Podemos compromete su apoyo a las plataformas anti mina en la provincia de Ávila

Las políticas aplicadas en cuanto a proyectos extractivos y despoblación parecen encaminadas a convertir Castilla y León en una comunidad “desértica”

Ávila. Podemos ha manifestado su rechazo a la Propuesta de Ley del Partido Popular, aprobada en el último pleno de las Cortes de Castilla y Léon, que facilitará la instalación de explotaciones de minería a cielo abierto y omitir la autoridad de los poderes locales.

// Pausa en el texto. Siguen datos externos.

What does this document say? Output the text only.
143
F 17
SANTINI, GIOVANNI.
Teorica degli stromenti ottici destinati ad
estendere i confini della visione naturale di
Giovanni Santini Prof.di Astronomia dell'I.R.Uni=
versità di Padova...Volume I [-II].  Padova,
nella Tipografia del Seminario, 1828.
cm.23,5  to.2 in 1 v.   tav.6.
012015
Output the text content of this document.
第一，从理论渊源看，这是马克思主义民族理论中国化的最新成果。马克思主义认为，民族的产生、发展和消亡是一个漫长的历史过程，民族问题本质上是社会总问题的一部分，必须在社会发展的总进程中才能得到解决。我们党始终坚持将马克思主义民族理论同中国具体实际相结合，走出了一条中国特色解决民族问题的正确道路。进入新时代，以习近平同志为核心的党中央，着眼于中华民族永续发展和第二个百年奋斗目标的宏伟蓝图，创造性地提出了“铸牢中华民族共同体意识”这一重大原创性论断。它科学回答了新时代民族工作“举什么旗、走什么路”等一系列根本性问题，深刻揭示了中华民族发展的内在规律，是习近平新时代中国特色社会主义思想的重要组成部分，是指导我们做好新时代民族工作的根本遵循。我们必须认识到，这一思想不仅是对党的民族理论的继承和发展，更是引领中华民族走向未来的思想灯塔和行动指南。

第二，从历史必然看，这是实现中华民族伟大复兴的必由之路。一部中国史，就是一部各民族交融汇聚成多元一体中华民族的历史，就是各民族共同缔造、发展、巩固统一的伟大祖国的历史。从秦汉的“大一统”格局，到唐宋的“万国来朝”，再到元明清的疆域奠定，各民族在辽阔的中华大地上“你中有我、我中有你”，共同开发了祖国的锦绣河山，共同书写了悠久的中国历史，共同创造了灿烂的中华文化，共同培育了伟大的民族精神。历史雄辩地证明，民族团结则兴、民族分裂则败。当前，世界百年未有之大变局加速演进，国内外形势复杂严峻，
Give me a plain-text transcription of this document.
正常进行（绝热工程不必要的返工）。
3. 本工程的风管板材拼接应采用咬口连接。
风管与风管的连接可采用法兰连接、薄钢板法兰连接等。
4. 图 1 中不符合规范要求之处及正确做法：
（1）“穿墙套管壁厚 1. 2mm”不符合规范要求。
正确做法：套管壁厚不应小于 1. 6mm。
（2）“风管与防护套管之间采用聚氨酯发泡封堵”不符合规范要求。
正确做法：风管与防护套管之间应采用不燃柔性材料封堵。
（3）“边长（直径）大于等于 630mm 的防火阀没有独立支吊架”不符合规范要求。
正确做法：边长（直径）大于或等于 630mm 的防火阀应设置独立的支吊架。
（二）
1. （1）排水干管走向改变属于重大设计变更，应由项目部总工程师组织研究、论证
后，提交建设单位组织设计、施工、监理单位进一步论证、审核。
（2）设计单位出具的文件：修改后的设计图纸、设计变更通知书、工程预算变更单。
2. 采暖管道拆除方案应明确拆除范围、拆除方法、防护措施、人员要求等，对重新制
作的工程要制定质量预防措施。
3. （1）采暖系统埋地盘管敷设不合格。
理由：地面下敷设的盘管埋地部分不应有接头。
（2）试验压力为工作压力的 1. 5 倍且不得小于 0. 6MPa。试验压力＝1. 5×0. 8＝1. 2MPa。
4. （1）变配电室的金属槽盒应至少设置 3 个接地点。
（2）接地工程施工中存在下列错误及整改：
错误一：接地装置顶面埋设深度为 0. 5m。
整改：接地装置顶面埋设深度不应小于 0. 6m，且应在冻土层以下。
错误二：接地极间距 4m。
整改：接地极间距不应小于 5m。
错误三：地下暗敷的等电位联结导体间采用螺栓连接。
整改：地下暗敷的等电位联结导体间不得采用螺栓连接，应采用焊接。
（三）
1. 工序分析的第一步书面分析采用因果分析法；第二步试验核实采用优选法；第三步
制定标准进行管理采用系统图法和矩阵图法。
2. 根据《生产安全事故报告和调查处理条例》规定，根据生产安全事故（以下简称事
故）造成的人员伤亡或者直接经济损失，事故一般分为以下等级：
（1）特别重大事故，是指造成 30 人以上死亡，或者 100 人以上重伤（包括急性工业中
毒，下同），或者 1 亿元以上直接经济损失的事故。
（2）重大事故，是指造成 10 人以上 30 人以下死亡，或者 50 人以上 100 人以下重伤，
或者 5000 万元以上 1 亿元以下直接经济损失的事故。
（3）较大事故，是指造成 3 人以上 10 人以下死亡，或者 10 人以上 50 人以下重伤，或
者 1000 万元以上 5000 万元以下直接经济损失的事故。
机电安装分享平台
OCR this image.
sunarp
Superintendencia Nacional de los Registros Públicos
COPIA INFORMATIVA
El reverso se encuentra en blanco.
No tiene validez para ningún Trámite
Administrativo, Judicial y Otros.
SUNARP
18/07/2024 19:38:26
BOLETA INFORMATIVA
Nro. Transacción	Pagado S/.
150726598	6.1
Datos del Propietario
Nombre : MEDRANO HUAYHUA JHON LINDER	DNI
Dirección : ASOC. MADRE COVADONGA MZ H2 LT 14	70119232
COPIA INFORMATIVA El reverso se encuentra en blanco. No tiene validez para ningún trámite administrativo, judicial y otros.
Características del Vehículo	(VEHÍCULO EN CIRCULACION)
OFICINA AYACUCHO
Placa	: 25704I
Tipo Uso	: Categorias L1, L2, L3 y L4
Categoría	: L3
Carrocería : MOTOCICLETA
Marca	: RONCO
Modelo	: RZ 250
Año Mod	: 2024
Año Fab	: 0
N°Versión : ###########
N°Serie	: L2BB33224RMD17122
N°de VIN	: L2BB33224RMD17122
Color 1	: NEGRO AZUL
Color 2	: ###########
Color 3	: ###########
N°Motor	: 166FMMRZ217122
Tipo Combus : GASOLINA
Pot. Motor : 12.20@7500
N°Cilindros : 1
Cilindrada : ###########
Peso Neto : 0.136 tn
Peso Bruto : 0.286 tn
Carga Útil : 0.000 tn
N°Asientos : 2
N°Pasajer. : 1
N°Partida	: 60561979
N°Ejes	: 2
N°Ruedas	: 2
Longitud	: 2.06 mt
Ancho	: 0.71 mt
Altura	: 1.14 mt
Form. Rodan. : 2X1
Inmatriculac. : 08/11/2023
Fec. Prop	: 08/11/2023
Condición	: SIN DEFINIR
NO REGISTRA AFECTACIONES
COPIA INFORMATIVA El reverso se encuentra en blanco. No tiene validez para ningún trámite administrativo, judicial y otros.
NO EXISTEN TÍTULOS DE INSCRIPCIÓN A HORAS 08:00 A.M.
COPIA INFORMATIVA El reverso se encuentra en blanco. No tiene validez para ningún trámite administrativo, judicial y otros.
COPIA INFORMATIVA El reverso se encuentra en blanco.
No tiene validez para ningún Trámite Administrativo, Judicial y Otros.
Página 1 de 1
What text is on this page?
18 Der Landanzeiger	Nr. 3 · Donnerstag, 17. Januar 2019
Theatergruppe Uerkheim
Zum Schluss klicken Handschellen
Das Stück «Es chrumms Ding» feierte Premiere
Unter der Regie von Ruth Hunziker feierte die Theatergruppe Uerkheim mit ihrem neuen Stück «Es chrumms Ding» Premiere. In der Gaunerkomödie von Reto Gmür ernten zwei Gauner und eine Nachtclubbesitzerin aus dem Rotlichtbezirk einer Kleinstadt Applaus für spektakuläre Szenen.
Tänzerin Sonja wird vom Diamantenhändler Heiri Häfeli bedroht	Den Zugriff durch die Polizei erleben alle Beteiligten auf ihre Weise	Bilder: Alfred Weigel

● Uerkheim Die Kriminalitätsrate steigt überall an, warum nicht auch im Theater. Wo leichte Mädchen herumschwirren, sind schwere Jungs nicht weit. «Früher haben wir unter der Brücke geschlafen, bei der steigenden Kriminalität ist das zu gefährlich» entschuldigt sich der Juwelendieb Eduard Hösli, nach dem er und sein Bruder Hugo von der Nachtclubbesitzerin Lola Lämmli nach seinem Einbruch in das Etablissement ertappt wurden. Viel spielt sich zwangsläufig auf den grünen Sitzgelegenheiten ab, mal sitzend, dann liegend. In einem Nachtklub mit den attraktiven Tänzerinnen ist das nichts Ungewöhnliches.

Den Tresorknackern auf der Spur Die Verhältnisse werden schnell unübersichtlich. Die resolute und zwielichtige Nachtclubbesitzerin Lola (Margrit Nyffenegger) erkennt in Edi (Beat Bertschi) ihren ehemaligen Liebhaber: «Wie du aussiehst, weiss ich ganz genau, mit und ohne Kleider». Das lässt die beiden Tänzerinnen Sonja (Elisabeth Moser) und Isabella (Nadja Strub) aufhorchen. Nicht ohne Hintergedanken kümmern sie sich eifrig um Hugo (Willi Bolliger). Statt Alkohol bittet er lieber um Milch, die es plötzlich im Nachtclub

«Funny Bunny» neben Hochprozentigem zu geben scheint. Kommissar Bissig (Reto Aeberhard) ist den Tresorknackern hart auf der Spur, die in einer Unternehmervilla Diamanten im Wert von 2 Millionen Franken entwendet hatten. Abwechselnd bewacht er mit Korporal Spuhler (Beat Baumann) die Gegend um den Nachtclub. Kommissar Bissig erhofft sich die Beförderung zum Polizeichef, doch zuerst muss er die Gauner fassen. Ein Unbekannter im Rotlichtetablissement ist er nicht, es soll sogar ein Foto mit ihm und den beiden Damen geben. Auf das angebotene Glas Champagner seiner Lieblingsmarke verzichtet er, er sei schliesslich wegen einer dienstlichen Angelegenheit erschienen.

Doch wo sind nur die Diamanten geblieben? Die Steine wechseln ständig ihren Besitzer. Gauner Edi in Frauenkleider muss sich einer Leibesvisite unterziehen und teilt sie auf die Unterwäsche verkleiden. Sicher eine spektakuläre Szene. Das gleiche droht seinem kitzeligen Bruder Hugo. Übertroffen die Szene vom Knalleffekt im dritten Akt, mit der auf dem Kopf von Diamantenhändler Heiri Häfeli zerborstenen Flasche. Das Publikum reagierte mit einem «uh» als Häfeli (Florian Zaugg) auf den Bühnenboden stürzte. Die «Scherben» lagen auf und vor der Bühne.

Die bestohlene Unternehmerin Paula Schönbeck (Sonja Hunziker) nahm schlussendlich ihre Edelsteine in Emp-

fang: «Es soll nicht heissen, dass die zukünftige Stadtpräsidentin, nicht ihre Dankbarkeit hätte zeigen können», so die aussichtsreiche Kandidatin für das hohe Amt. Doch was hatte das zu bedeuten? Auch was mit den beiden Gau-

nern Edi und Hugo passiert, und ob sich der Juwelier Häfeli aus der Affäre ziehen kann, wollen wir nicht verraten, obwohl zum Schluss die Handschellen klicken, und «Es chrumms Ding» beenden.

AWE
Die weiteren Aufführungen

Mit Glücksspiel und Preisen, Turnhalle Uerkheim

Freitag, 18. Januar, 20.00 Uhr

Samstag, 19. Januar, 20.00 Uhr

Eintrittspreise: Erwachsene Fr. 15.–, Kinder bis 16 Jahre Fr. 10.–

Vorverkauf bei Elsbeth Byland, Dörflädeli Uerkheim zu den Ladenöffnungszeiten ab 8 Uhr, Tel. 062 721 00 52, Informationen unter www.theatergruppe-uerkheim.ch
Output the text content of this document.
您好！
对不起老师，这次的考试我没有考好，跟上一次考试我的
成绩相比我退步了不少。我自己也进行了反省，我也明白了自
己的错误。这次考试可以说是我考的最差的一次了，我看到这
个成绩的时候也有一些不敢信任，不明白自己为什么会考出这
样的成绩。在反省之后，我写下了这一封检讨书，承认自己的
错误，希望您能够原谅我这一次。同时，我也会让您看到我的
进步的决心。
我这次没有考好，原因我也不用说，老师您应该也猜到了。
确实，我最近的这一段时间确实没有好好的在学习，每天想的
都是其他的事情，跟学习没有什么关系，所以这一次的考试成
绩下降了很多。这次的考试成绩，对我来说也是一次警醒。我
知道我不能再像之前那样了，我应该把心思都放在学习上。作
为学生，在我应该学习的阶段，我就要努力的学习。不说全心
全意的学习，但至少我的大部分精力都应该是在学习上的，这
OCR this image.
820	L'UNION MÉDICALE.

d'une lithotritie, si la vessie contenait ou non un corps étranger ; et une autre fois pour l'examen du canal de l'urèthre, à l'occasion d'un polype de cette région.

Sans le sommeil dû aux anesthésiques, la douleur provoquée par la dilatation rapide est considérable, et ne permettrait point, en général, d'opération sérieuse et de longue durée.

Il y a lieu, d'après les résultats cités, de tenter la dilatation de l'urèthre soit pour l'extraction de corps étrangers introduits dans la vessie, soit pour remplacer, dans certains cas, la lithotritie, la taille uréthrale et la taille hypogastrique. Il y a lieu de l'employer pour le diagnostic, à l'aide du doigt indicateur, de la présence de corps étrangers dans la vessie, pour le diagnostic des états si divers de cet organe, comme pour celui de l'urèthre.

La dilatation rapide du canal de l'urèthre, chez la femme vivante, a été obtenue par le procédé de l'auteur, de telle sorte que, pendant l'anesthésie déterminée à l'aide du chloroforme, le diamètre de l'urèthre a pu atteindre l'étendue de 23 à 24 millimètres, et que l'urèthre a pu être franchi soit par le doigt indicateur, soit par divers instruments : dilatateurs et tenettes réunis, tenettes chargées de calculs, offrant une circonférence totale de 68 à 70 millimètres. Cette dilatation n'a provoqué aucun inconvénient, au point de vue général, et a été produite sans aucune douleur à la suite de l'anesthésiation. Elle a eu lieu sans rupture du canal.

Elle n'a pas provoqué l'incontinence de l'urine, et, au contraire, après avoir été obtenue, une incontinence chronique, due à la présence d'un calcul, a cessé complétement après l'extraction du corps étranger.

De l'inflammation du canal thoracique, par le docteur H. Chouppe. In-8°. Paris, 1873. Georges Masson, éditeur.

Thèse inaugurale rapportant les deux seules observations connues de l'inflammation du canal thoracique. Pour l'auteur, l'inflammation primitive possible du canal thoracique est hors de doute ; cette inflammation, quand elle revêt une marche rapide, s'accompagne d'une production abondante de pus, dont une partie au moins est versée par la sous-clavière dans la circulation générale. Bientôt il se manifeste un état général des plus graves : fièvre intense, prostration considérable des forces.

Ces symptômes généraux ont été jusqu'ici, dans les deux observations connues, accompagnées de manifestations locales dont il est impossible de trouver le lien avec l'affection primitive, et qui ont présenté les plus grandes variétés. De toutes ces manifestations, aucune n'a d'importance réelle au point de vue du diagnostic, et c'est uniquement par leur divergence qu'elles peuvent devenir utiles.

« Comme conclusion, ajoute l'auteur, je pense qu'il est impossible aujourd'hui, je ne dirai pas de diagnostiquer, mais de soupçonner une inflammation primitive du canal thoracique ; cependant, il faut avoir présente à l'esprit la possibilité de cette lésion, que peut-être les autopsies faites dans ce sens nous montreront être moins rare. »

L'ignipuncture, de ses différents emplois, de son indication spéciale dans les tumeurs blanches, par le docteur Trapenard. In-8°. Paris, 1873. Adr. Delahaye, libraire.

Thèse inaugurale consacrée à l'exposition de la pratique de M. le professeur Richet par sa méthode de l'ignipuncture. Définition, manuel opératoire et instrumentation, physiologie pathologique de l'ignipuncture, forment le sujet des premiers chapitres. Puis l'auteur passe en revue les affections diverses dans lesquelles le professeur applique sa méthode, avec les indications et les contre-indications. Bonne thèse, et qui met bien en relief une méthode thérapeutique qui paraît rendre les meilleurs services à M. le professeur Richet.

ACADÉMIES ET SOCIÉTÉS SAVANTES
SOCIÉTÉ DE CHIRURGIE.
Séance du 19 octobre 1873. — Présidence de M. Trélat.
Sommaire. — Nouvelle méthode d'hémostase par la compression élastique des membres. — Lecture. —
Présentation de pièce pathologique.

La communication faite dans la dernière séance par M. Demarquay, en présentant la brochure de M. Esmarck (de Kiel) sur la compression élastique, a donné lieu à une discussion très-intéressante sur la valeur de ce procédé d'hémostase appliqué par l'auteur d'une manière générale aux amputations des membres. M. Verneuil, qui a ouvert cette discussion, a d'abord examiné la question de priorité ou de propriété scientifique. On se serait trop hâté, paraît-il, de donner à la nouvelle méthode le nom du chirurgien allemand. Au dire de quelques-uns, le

Desde Podemos Ávila han querido sumarse a las reivindicaciones defendidas por las diferentes plataformas anti-minas de la provincia, así como por los diferentes colectivos afectados por la implantación de dichos yacimientos, movilizados en la última semana a causa de la decisión de las Cortes de beneficiar la causa empresarial por encima de la medioambiental.

La formación ha lamentado que la falta de iniciativas “verdaderamente sostenibles, que busquen la diversificación del tejido económico de la Autonomía”, haya causado una apuesta del Gobierno Autonómico por transformar Castilla y León en zona minera. En ése sentido, han recordado que los jóvenes castellanos y leoneses más cualificados continúan emigrando a las ciudades, que el sector agropecuario familiar y de mediano tamaño languidece y los municipios se desangran en términos de población, pero no cesan sus iniciativas relativas a la extracción y el vertido, justificándose en que “ancha es Castilla”.

“Defienden el mundo rural pero por sus obras y por el desprecio al derecho medioambiental los conoceréis”, han afirmado desde Podemos Ávila, aludiendo a casos como Ciudad del Medioambiente, Meseta Esquí o Ciudad del Golf. Además, han reprochado al PP, a la cabeza de la Junta, que valoren positivamente los proyectos en términos de “tamaño, gravedad e insensatez”. Siguiendo esa pauta, Podemos ha vaticinado con pesar un futuro en el que el campo ofrecerá “una dramatización rural del campo, pero sin campesinos, sólo figurantes”.

Los supuestos modelos de crecimiento implantados hasta la fecha “destruyen otras alternativas más duraderas y diversificadas”, ha añadido la formación morada, aportando ejemplos como “el turismo sostenible, la agricultura, ganadería o industria de transformación”. El proceso, han criticado, pasa por captar ayudas económicas públicas, explotar un sector a corto plazo y abandonar el territorio dejando tras de sí un erial.

Finalmente, han hecho hincapié en la necesidad de retener población y atraer la que ya se ha marchado del mundo rural al coste que sea, ya que la aparición de un “agujero demográfico, económico y ecológico en el centro de la península” sería “desastroso” a todos los niveles.